Er zog erneut eine Augenbraue hoch und sah mich amüsiert an. „Wie jetzt: Dafür entschuldigst du dich?! Und was ist mit dem Kotzbrocken?" Ich grinste wieder, erleichtert, das er es so gut aufnahm. Dann zuckte ich unschuldig mit den Schultern. Er erwiderte mein Grinsen. „Also wenn ich es dir schon durchgehen lasse, dass du mich Kotzbrocken nennst, kann ich es dir ja auch erlauben, die Förmlichkeiten zu vergessen. Es ist ohnehin nur fair, wenn wir uns beide duzen, nicht wahr?" Nun blieb mir der Mund offen stehen.
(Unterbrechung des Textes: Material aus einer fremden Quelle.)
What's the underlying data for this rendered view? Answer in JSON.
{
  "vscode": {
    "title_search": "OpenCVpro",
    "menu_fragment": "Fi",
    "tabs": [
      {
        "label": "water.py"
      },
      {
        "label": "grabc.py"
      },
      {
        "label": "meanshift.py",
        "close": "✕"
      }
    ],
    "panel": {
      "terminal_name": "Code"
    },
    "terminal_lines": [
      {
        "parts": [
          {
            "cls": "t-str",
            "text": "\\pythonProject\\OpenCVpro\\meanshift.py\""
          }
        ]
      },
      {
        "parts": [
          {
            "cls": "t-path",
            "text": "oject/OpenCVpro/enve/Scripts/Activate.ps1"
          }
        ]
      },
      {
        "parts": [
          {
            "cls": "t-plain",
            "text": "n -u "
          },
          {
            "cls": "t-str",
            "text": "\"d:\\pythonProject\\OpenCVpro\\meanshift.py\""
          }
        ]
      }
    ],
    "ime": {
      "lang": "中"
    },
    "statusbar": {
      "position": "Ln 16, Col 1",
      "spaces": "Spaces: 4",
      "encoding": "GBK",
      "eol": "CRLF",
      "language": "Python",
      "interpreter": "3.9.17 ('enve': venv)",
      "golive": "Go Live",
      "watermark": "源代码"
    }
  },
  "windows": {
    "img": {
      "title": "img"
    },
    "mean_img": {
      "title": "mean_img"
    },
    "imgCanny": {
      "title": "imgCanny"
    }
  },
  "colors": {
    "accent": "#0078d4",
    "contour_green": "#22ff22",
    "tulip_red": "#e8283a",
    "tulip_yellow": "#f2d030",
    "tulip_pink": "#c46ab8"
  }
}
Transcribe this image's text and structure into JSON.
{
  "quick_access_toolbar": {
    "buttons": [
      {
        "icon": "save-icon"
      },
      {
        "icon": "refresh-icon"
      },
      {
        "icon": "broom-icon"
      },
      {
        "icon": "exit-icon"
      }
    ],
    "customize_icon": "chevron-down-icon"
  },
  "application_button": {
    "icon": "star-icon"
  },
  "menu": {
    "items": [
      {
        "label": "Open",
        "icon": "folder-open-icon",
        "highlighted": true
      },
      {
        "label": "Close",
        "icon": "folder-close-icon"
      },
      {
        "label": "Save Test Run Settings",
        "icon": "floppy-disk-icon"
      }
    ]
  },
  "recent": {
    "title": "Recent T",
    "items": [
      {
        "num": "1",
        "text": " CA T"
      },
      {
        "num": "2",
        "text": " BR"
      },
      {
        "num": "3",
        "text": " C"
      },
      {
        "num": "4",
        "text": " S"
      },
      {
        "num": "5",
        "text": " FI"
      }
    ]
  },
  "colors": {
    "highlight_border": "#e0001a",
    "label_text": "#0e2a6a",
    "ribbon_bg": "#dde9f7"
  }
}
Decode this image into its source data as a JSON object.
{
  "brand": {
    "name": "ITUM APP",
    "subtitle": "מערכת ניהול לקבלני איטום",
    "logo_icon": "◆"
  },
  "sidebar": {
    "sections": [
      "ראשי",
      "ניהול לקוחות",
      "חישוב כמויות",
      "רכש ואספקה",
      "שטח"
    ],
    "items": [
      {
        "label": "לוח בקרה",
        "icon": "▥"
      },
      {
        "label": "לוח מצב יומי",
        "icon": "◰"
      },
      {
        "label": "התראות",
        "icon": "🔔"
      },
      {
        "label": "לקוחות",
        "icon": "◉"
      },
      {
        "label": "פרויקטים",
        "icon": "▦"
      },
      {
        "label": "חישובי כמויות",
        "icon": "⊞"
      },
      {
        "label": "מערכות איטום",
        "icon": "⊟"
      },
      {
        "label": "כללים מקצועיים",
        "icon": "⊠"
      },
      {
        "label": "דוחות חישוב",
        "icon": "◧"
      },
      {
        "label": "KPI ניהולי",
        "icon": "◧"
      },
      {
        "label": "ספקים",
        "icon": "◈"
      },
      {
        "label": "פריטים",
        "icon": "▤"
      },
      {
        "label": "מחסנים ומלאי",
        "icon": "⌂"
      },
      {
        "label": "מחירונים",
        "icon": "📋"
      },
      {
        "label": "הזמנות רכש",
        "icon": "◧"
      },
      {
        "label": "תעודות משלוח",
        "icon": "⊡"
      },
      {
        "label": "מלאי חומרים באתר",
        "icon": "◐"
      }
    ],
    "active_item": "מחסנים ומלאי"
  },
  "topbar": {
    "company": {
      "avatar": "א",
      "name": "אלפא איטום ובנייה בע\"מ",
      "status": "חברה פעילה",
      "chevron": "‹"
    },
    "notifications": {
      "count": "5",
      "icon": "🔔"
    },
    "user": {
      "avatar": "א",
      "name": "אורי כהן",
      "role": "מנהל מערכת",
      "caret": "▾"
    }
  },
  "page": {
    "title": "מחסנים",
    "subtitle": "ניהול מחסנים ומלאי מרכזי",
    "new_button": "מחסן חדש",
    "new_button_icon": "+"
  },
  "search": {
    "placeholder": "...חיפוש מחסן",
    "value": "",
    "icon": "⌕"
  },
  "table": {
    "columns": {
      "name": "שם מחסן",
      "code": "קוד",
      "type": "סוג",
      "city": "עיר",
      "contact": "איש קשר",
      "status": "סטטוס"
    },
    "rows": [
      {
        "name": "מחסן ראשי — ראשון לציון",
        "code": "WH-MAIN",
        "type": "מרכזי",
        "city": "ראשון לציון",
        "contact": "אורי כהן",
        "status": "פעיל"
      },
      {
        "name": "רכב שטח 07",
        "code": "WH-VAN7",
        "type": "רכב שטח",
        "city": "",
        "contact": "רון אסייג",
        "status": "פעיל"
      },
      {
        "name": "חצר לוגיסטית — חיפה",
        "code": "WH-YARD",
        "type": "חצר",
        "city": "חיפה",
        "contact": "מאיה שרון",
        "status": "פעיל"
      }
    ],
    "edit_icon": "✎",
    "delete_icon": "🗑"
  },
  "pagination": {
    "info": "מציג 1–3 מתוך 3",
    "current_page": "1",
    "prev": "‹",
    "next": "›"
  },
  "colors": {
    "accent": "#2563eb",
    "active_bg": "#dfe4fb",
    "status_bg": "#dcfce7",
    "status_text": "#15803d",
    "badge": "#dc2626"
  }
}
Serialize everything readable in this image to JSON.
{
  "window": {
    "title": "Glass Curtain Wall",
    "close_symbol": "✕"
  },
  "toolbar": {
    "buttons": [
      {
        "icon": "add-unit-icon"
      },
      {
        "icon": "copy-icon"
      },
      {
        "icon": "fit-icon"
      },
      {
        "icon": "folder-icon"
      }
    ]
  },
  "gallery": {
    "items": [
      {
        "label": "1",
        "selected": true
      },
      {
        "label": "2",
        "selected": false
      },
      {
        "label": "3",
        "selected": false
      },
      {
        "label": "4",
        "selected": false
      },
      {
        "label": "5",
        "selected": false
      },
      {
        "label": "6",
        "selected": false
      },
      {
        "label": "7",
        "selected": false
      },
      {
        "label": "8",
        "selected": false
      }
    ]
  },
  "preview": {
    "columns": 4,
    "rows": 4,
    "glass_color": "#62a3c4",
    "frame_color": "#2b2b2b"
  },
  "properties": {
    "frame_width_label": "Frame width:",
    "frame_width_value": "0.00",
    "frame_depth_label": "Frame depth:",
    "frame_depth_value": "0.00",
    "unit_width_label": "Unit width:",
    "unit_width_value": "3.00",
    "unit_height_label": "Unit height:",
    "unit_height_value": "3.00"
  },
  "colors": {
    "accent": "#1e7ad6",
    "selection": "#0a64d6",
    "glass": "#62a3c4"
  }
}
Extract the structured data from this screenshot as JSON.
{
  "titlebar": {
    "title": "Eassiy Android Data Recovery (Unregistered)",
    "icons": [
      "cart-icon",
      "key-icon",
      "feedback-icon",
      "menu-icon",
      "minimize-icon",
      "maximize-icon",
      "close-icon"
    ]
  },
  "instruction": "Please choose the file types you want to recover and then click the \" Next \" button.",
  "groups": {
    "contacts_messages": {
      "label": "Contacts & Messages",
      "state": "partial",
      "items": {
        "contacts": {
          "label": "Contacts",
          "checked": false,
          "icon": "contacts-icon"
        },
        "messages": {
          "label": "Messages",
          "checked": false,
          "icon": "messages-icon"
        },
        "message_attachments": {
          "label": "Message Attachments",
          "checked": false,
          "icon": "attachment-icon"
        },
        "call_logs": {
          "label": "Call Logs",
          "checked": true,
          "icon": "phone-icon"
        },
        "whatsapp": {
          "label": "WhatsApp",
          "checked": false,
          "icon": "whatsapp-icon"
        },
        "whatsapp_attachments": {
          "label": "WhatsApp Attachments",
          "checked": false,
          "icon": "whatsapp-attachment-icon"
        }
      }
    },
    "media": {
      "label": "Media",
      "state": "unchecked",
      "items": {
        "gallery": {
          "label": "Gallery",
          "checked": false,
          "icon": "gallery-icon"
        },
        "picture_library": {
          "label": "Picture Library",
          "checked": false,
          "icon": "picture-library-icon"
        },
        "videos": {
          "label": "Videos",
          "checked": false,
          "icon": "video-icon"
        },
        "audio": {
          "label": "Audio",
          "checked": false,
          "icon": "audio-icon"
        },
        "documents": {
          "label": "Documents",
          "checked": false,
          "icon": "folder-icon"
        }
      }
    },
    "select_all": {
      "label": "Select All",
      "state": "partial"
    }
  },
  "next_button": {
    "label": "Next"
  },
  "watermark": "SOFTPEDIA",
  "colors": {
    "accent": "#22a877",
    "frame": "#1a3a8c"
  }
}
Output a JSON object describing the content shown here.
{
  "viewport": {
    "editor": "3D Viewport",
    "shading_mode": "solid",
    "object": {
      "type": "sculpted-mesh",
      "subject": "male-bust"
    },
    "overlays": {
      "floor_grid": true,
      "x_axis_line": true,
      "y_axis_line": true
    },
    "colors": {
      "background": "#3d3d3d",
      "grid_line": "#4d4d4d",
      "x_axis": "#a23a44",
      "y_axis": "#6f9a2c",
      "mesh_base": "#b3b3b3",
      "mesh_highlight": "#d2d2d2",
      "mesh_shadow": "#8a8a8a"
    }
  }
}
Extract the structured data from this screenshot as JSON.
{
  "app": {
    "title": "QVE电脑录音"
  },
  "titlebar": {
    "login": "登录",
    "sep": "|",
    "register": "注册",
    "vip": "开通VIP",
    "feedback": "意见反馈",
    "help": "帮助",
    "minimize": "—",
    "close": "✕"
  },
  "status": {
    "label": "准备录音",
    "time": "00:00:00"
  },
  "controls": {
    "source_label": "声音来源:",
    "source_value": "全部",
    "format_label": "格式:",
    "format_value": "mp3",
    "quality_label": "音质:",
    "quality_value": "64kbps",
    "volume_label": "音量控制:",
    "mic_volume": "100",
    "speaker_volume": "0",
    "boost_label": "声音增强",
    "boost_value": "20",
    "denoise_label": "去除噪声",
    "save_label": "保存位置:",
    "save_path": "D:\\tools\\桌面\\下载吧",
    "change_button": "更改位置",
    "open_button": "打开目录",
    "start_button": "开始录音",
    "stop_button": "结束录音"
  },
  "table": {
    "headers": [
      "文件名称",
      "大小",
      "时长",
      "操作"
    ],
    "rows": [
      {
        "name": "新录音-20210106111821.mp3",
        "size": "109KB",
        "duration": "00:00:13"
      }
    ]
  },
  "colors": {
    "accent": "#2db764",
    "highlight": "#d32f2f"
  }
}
Bot mir der Prinz gerade an, ihn ohne seinen Titel anzureden?! Aus irgendeinem Grund machte mich das verlegen, aber wirklich glücklich. Die Situation überforderte mich, darum sah ich auf den Boden.
„Tjaa, Ich sollte langsam mal wieder zurück gehen. Es gibt noch ein paar Dinge zu erledigen." Er stand auf und streckte sich. Dann bot er mir seine Hand an, um mir aufzuhelfen. Ich nahm sie dankbar entgegen. Als wir beide wieder standen, lächelte er und meinte. „Also, ich geh dann. War schön, mit dir zu reden. Bis dann, Tia!" Er wandte sich ab, doch ich griff nach seinem Arm, da ich ihn nicht rufen konnte. Fragend sah er mich an. „Ist noch etwas?" Nickend drückte ich ihm einen Zettel in die Hand.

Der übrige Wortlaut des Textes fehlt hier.